Lymph node metastasis is the most common route of metastasis and one of the most important prognostic factors in GC patients (Okholm et al., 2014). In addition, the degree of lymphocyte infiltration can predict the prognosis of cancer patients. One research has confirmed that ALDOC is significantly correlated with the infiltration level of immune cells in intestinal tumors. Under hypoxia, immune cells will be recruited to the tumor microenvironment and induce the production of cytokines and other substances, thereby affecting the invasion and migration of tumor cells (Zhang et al., 2021a). Similarly, ALDOC promotes the growth of tumor cells by inducing the differentiation of tumor-associated macrophages(TAM) into M2 macrophages by regulating cytokines IL-10 and TGF-β (Hao et al., 2012). These results suggest that ALDOC may affect tumor lymph node metastasis by regulating the level of tumor immune infiltration. Therefore, we considered that ALDOC might play an important role in the regulation of lymph node metastasis in gastric cancer, but the role of ALDOC between lymph node metastasis and immune infiltration needs to be explored.

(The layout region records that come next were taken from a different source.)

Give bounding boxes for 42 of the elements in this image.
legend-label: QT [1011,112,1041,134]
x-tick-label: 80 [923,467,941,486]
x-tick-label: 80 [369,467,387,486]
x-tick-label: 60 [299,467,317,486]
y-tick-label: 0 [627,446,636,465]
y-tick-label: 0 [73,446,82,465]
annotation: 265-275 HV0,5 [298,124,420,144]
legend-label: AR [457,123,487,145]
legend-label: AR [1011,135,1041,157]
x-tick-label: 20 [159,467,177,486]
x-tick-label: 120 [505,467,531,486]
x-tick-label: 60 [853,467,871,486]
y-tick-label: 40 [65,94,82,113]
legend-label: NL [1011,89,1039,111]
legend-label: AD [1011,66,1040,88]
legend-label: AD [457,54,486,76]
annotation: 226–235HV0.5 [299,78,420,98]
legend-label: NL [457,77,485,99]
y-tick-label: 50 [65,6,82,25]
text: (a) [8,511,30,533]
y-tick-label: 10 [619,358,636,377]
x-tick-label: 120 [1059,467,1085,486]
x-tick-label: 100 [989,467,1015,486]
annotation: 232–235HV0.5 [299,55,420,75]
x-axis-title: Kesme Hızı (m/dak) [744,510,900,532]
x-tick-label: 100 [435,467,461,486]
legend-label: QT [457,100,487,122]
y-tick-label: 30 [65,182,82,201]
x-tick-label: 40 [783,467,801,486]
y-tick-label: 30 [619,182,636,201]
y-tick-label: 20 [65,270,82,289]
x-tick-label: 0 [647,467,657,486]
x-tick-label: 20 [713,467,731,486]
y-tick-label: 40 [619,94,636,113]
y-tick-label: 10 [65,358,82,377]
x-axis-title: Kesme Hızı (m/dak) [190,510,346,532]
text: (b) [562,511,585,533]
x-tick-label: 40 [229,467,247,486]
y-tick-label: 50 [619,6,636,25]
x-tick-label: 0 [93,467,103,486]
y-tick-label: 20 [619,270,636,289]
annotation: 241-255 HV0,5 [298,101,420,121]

MicroRNAs are a group of endogenous short non-coding RNAs which play a significant role in oncogenesis. In the immune microenvironment of GC, some miRNAs have been confirmed to regulate the immune microenvironment by recruiting lymphocytes and myeloid cells and significantly change the sensitivity of GC cells to anticancer drugs (Zhang et al., 2021b). Most studies about the immune microenvironment focus on cancer cells, immune cells, cytokines and other substances. Nevertheless, miRNAs play an important role in bidirectional infiltration between tumor cells and stromal cells in the immune microenvironment, which is one of the key factors in cancer progression (Kohlhapp et al., 2015, Wang et al., 2019). Previous studies have suggested that miR-19a-5p plays important regulatory roles in lung cancer and breast cancer, but its role and potential significance in GC remain unclear (Lin et al., 2020, Yang et al., 2020).

In this study, we investigated the expression of ALDOC in GC, and analyzed the effects of ALDOC on cell proliferation, migration, immune infiltration and prognosis of GC patients. This study revealed that miR-19a-5p regulates ALDOC expression through transcription factors and constructed a prognostic model to provide a new target and reference for the treatment and prognosis analysis of GC patients.